Superconducting materials levitating into strong magnetic field probably stand for the first image to come to mind when mentioning superconductivity and magnetism. No wonder! In all likelihood, it is the effect that has the longest list of possible applications.

The superconductivity phenomenon involves cooling materials to critical temperatures, when their electrical resistance drops nearly to zero. It was first discovered almost a century ago, during an experiment which used mercury cooled to extremely low temperatures, in order to observe its behavior when an electrical current was being applied. The levitating effect, or the Meisser effect, involves deploying a superconductive material into a magnetic field. The interaction between the magnetic field and the material determines the induction of a series of rotating electric currents in the former, which, in turn, generates a second magnetic field.

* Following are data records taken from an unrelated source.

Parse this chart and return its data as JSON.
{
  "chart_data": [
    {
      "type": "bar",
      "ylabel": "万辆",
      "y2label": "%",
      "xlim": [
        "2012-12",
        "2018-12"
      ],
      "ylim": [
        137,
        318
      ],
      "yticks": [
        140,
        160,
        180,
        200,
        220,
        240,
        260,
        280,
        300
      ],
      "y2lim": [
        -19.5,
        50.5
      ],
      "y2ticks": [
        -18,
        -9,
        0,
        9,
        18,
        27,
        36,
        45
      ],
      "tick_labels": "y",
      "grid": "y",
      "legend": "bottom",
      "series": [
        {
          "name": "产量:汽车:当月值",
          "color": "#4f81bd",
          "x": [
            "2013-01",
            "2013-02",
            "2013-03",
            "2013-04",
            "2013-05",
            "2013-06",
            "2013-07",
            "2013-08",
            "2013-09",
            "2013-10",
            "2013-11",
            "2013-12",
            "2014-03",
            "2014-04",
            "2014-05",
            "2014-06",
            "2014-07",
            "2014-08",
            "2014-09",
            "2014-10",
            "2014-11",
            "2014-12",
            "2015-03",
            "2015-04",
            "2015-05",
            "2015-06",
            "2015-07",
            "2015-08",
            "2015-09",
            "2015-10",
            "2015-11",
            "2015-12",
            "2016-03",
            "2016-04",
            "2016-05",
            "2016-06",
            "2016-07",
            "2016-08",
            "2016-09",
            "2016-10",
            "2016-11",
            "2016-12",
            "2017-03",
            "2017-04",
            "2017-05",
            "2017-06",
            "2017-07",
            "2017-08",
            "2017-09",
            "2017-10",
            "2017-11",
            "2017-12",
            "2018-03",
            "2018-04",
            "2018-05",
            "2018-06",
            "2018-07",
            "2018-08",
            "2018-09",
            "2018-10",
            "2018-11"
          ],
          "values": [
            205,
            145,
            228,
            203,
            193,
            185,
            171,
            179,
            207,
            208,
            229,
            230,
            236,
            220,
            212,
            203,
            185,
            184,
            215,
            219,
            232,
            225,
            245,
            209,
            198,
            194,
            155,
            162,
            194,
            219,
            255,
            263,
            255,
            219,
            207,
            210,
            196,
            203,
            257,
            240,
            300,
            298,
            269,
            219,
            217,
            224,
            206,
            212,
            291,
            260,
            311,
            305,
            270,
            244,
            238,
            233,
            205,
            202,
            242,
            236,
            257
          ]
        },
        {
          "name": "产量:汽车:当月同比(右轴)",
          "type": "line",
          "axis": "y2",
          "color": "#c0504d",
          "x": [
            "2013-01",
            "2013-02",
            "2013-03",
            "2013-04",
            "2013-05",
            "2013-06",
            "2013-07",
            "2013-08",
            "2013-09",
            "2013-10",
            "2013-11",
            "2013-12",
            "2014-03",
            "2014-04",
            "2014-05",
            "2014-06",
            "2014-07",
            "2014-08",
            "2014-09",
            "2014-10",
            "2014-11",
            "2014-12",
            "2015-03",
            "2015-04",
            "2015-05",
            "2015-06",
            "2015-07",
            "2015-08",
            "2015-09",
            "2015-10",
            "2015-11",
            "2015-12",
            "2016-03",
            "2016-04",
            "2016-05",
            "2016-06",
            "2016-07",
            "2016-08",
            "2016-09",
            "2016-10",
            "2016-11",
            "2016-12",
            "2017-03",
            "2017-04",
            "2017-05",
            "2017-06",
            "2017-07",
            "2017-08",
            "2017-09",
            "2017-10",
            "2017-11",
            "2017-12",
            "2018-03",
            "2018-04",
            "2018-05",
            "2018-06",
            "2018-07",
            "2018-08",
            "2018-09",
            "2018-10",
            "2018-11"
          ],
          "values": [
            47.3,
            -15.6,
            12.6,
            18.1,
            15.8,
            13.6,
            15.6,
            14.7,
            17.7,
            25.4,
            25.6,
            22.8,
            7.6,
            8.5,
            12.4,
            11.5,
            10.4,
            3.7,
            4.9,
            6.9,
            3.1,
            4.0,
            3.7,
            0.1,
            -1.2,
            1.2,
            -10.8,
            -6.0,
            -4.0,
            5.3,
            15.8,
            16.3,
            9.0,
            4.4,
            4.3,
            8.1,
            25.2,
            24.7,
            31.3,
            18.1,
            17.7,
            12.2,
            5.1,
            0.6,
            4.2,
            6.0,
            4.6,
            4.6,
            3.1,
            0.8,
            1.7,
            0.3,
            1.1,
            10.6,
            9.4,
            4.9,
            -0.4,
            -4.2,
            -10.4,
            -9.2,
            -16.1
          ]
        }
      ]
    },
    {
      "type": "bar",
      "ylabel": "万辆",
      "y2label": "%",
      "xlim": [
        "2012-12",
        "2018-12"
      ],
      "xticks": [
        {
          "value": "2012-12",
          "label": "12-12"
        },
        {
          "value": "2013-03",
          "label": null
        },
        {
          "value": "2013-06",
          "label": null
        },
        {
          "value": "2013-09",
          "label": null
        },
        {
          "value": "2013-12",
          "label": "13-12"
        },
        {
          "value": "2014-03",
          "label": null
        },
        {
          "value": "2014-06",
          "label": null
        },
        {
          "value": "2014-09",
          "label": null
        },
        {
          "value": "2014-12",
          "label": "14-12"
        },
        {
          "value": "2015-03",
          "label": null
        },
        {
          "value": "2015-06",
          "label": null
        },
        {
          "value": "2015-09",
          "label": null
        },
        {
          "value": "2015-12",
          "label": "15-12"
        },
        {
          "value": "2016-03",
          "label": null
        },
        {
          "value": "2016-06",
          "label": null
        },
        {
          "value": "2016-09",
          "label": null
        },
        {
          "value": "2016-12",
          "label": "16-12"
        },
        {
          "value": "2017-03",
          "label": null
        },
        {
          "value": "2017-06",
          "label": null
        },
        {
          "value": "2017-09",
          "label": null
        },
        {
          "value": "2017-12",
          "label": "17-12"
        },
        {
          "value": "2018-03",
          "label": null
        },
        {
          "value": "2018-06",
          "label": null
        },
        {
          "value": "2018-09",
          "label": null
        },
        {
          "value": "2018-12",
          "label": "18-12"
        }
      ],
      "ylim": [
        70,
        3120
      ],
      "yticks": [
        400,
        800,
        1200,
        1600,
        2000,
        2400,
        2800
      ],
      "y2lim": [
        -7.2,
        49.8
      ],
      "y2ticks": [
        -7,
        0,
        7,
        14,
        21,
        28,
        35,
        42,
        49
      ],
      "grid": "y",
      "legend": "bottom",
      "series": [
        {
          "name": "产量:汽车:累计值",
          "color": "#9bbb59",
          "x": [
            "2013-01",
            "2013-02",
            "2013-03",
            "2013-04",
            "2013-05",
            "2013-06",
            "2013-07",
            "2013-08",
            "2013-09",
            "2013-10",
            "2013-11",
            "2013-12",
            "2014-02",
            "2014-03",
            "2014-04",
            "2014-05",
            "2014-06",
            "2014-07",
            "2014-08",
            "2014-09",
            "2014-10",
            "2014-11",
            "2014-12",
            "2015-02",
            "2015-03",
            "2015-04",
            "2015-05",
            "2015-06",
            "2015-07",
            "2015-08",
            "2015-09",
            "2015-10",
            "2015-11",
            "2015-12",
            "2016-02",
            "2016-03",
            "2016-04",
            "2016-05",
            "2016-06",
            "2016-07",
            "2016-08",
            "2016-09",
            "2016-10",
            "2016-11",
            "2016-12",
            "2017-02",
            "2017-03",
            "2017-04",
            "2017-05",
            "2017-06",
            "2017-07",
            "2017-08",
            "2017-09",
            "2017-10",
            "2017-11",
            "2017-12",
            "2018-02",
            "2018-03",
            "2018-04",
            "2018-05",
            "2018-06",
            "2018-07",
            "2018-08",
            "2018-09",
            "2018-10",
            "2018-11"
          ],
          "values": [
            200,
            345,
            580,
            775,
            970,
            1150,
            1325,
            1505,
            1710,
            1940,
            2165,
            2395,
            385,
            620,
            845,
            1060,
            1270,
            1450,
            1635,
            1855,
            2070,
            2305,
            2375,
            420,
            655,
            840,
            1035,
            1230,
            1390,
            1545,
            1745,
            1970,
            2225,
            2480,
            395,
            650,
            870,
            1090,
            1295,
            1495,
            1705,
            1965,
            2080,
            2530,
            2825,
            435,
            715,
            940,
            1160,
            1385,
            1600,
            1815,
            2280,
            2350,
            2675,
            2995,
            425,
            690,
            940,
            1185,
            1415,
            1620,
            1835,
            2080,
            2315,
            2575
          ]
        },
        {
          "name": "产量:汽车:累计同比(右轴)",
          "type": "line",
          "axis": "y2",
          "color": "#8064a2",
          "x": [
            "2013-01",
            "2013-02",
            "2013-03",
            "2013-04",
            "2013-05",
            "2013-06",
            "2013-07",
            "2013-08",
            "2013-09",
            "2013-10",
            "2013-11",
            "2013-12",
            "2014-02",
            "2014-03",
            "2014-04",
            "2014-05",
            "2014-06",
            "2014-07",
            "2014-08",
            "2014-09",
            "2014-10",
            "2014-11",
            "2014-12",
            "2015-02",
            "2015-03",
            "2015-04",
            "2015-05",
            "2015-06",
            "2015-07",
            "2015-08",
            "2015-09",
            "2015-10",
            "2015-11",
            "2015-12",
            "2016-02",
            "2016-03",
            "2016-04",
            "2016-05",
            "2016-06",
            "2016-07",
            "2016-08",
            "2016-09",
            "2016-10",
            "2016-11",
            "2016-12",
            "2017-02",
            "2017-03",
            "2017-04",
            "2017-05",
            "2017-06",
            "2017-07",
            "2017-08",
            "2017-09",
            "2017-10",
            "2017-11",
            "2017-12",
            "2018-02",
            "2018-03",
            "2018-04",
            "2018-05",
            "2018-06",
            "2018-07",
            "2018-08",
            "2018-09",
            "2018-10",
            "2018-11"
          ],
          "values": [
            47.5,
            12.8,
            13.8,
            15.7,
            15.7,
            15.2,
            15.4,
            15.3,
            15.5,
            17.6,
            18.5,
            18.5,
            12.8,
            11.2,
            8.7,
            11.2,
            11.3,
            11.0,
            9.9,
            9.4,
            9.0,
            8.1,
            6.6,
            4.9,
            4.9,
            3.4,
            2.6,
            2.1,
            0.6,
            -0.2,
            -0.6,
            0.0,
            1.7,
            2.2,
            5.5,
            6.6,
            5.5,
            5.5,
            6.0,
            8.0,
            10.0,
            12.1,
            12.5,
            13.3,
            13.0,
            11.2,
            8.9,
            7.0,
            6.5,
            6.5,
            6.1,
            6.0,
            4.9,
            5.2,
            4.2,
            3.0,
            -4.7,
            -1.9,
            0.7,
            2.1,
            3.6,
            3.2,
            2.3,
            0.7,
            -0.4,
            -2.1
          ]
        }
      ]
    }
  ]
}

The interactions between the two separate magnetic fields cause the superconducting object to levitate. The phenomenon was first described in a model by Alexei Abrikosov and Vitaly Ginsburg, who eventually were awarded the Nobel prize for physics in 2003. Their model shows that the magnetic field generates so-called 'vortices' in the superconducting material, which are confined in tubes of magnetic fluxes.

However, the phenomenon is restricted to a certain class of superconductors. Superconducting materials, as the alloys of CeCoIn5 with transition temperatures of only 2.3 Kelvin, do not share the same characteristics like the Abrikosov-Ginzburg-Landau model. The results were published as a consequence of a new experiment led by Morten Ring Eskildsen from the University of Notre Dame, which involved neutrons scattering techniques.

Although Eskildsen's experiment poses no technological applications due to the extremely low transition temperatures (2.3 Kelvin), he proved that the CeCoIn5 alloy behaves much in the same way as the ceramic materials which have high transition temperatures. Such materials require temperatures of only 140 Kelvin to become superconductors and may have future use for a broad range of applications as the electric power transmission, magnetically levitating vehicles or high speed communication.